Die eindrucksvolle Innenausstattung mit einem hohen Kirchengestühl bringt uns die hiesige religiöse Prächtigkeit nahe.

… weiter bringt uns der Bus in Richtung Osten

***

Am Golf von Iskenderun

8. September:

Meine Aufzeichnungen von damals erinnern mich, dass sich die Abfahrt in Richtung Iskenderun wohl um einige Minuten verzögert hatte. Es ist eigentlich nicht erwähnenswert, doch bei dieser Reise ist der Zeitplan eng kalkuliert. Unterwegs werden wir von unseren zwei türkischen Reiseführern in die Geschichte der Hethiter eingewiesen. Sie hatten die gleiche Regierungsform wie die Osmanen. Diese Großreiche regierten über lange Zeit in Kleinasien, aber letztendlich zerfielen diese mächtigen Reiche. Für die Zerstörung des Hethiterreiches gab es viele Gründe, zum Beispiel auch die Völkerwanderungen. Nach den Hethitern kamen die Assyrer. Auf die Geschichte dieser Völker werde ich in späteren Kapiteln noch genauer eingehen. Nur soviel: Die Hethiter hatten ihre Blütezeit um 2000 v. Chr.

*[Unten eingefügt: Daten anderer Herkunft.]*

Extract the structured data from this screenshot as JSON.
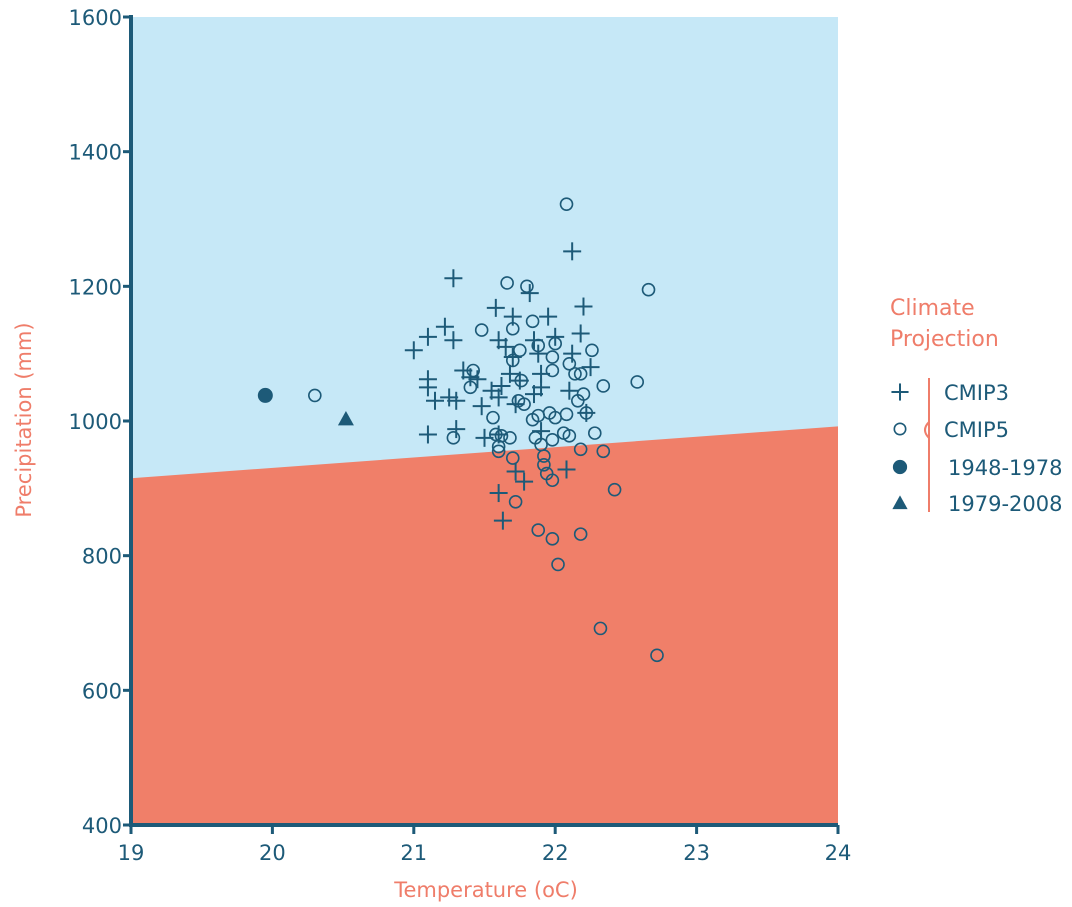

Am Golf von Iskenderun angekommen, die gleichnamige Stadt hieß in der Antike Alexandrette, legen wir eine Badepause im Mittelmeer ein, für die Reisefreunde aus der (noch) DDR eine willkommene Premiere.2 In Erinnerung geblieben ist ein sehr schönes Café direkt am Meer. Die Toilettenanlage entspricht weniger unserem Standard.

***

Die Felsenkirche des Apostels Petrus

Aufstieg zur ersten Kirche, (Grotte) der Christen

Immer biblischer erscheint das Land, wir nähern uns der syrischen Grenze, damals ein sicheres Gebiet, zumindest in der gefühlten Wahrnehmung, was man allerdings heute von dieser Region nicht mehr behaupten kann. Ziel ist die Felsenkirche des heiligen Petrus am Hang des Staurus-Berges.

Nach dem Tod von Jesu gingen die Apostel in alle vier Winde – Petrus kam hierher und es fanden die ersten Treffen zur Verbreitung des Christentums statt. Die Felsenkirche ist 13 m lang und 9,5 m breit. Sie wurde im 6. Jahrhundert weiter ausgebaut.

Ergänzend möchte ich erwähnen, dass noch vor der Zeit der römischen Provinzen3 ein Streifen der Türkei ursprünglich einmal zu Syrien gehörte. Selbstverständlich handelte es sich damals nicht um Ländergrenzen, sondern um die kulturelle durch inschriftliche Zeugnisse belegte Entwicklung. Aus geografischer oder/und kulturhistorischer Sicht zählten dazu die Gebiete um den Golf von Iskenderun bis hin nach Gaziantep.4 Diese Stadt werden wir im Laufe der Reise noch kennenlernen genauso wie Harran, wo heute noch syrische Araber leben, die nur arabisch oder persisch sprechen und vermutlich kein türkisch. Doch zu diesem Thema in einem späteren Kapitel.

An diesem denkwürdigen Ort hält unser Reiseleiter und Pfarrer eine Andacht, die etwas theatralisch wirkt, denn er spricht von den „hier lebendigen Gebeinen in Verkörperung unserer Gruppe“.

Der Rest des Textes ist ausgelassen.